Absolutną perełką jest numer trzeci, czyli "Lazarus", który razem z utworem tytułowym został wybrany do promocji albumu. Ponownie eteryczny, z wolnymi i dusznymi bębnami, świetną partią saksofonu i atmosferą, którą kapitalnie podkreśla znakomity teledysk z Bowiem leżącym na łóżku. Przejmujący tekst stanowi właśnie to pożegnanie z fanami i światem, która dwa dni później stało się faktem. Teraz gdy minęły dwa miesiące od śmierci Bowiego nie stracił on na swoim niepokojącym klimacie ani mocnym przekazie, a wręcz przeciwnie jeszcze mocniej działa na percepcję. Może zabrzmi to ironicznie, ale gdy słyszę ten numer, sam mam ochotę wejść do szafy i z niej już nigdy więcej nie wyjść - ot tak z przekory. Bardziej rockowy szlif ma świetny "Sue (Or in a Season of Crime)", a wszystko za sprawą energetycznego, ale dość oszczędnego riffu. Wspaniale brzmią tutaj elementy przemykające w tle - elektroniczne dodatki, saksofonowe piski czy atmosferyczne klawiszowe pulsacje. Iście kosmiczny kawałek. Piątą kompozycją jest "Girl Loves Me" w którym wykorzystano fikcyjne języki Anthony'ego Burgheesa stworzone na potrzeby książki "Mechaniczna Pomarańcza". Ponownie wykorzystuje się tutaj mroczne brzmienia gitary, które niepokojąco łączą się z pulsującymi bębnami i elektroniką. Ma w sobie ten kawałek coś z plemiennego, szamańskiego przyzywania. Ponownie ma się poczucie przenoszenia między światami, czegoś nieodgadnionego.

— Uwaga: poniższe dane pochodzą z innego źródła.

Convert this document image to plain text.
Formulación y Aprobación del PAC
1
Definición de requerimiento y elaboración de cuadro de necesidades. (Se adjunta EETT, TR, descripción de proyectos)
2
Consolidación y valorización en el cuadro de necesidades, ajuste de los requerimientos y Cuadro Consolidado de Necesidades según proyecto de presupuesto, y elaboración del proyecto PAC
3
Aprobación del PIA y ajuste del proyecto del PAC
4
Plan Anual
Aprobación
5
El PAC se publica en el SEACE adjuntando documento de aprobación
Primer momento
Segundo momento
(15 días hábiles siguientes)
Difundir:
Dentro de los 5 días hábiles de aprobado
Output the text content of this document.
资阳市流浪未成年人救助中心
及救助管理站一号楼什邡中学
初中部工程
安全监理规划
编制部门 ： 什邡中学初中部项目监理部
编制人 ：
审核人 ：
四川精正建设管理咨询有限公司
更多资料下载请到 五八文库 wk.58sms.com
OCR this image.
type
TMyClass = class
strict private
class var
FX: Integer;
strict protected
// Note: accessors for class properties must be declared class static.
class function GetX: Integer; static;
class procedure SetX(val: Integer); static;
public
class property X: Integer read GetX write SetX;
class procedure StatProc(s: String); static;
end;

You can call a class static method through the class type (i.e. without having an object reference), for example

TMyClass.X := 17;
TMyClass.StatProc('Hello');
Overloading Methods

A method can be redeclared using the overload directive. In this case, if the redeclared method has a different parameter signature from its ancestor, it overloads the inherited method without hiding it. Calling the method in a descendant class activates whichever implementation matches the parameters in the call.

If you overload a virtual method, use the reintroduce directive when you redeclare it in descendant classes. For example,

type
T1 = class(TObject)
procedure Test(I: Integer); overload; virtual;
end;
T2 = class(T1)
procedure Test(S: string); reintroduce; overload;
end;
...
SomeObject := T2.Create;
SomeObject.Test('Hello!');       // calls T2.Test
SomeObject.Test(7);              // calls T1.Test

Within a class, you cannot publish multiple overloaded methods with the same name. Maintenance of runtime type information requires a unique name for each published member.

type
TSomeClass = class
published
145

Przedostatnią kompozycją na płycie jest "Dollar Days". Nie rezygnuje się tutaj z eterycznej atmosfery, ale i tak jest nieco cieplej i odrobinę radośniej. Przynajmniej w kwestii muzycznej, tekst bowiem znów nie należy do najradośniejszych, bo zawiera kolejny rozrachunek artysty ze swoim wizerunkiem, złotymi latami twórczości. Genialnie wypada tutaj partia saksofonu nadająca całości jeszcze bardziej melancholijnego charakteru i niepokojącej atmosfery. Kończy "I Can't Give Everything Away", który zaczyna się tam gdzie kończy poprzedni. Dyskotekowa pulsacja, ponownie nieco cieplejsze wibracje i podniosły klimat sprawia (znów genialny saksofon, gitarowa solówka w finale), że choć lirycznie znów nie jest radośnie, chce się wstać i tańczyć w rytm. Powtarzając za dziennikarzem The Telegraph Neilem McCormickiem nie sposób nie zauważyć, że Bowie w pełni podkreśla tutaj swój geniusz i spowijającą go aurę tajemniczości słowami: Saying more and meaning less / Saying no but meaning yes / This is all I ever meant / This is the message that I sent. (Mówiąc więcej i znacząc mniej/Mówiąc nie mając na myśli tak/To wszystko co zawsze chciałem powiedzieć/Oto moja wiadomość, którą zawsze wysyłałem).

Nie jest w żadnym wypadku płyta łatwa, a już na pewno nie dla tych, którzy stronią od takich brzmień. Osobiście znam jego twórczość dość wybiórczo, ale ten album przesłuchałem kilkakrotnie od pierwszej do ostatniej sekundy. Nie z poczucia obowiązku, nie dlatego że Bowie umarł, ale dlatego że jest to album po który warto sięgnąć - niezwykły, nowoczesny i świeży, a przede wszystkim bardzo dojrzały. Być może dla takiego weterana jak Bowie to żadna sztuka nagrać coś dojrzałego, ale trudno utrzymywać taką formę do samego końca. Pożegnać się w takim stylu i z taką przejmującą samoświadomością odchodzenia potrafi niewielu twórców. To płyta skłaniająca do przemyśleń, jak również kompilująca wszystkie pomysły, odloty i szaleństwa Davida Bowiego, który żegnając się tak naprawdę wcale nie umarł, bo wciąż będziemy do jego muzyki wracać, a on gdzieś na muzycznym firmamencie będzie świecił niczym gwiazda z tytułu płyty. Ocena: 9/10


Fragment utworu "I Can't Give Everything Away" w tłumaczeniu własnym.